The 3D wound measurement device used in this study has been validated in artificial wound models, animal models, and diabetic foot ulcers12-14 but had not been examined for use in other wound types. The interrater reliability of the device is considered to be high; in a study by Anghel et al,12 45 wounds were previously assessed by 2 raters using the 3D device with an interclass correlation coefficient of 0.998 for wound area.

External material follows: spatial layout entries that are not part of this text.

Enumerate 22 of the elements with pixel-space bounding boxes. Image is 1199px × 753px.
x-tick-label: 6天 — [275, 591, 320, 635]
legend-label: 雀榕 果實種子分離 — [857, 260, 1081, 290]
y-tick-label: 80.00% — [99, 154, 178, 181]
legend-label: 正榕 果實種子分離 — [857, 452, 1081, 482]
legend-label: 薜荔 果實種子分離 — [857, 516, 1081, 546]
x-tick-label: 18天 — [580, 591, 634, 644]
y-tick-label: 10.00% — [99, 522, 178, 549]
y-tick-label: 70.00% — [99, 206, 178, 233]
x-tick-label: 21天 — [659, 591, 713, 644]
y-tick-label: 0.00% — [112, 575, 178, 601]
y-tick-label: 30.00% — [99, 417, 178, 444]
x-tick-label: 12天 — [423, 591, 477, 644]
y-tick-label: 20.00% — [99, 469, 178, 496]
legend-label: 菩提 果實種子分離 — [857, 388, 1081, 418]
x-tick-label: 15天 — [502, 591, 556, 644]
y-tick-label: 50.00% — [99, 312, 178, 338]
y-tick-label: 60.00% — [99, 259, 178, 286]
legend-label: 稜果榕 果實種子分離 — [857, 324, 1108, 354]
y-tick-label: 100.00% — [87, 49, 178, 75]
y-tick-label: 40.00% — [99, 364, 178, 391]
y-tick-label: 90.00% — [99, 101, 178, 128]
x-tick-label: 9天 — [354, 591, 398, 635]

In the current study, both devices showed significant differences in area in comparison to hand measurements in a patient population with multiple wound etiologies including pyoderma gangrenosum, venous leg ulcers, diabetic foot ulcers, and traumatic ulcers. This is not surprising given the anecdotally high level of inaccuracy of hand measurements. No significant difference was found between the measurements obtained using the 3D device and the laser device, suggesting the 3D device exhibits similar accuracy for wound measurement in comparison to laser devices in a clinical setting.
This accuracy is important in the clinical setting because wounds with irregular borders are difficult to measure accurately with hand measurements, making calculations of percent area reduction unreliable. Additionally, the 3D device is quick and efficient in clinical settings. Anecdotally, the device was found to have a friendly user interface that requires minimal training. Instead of outlining the wound directly, the user simply needs to broadly circle the wound so the software can algorithmically determine healthy versus wound tissue. This process anecdotally is fast in comparison to noncontact planimetry or laser devices. Previous wound measurements are easily accessible to trace the patient’s progress over time. Additionally, the information can be automatically synced with the product’s HIPAA-compliant cloud server, allowing the physician to access this data anywhere. Another advantage is mobility; a clinician can carry the tablet in a lab coat to each clinical encounter. However, the 3D device has important limitations. It captures a single image so it is unable to measure large circumferential wounds. Additionally, the device cannot take into account wounds with significant undermining. In cases of wounds with substantial undermining, various hand measurement techniques can be used to determine undermining depth.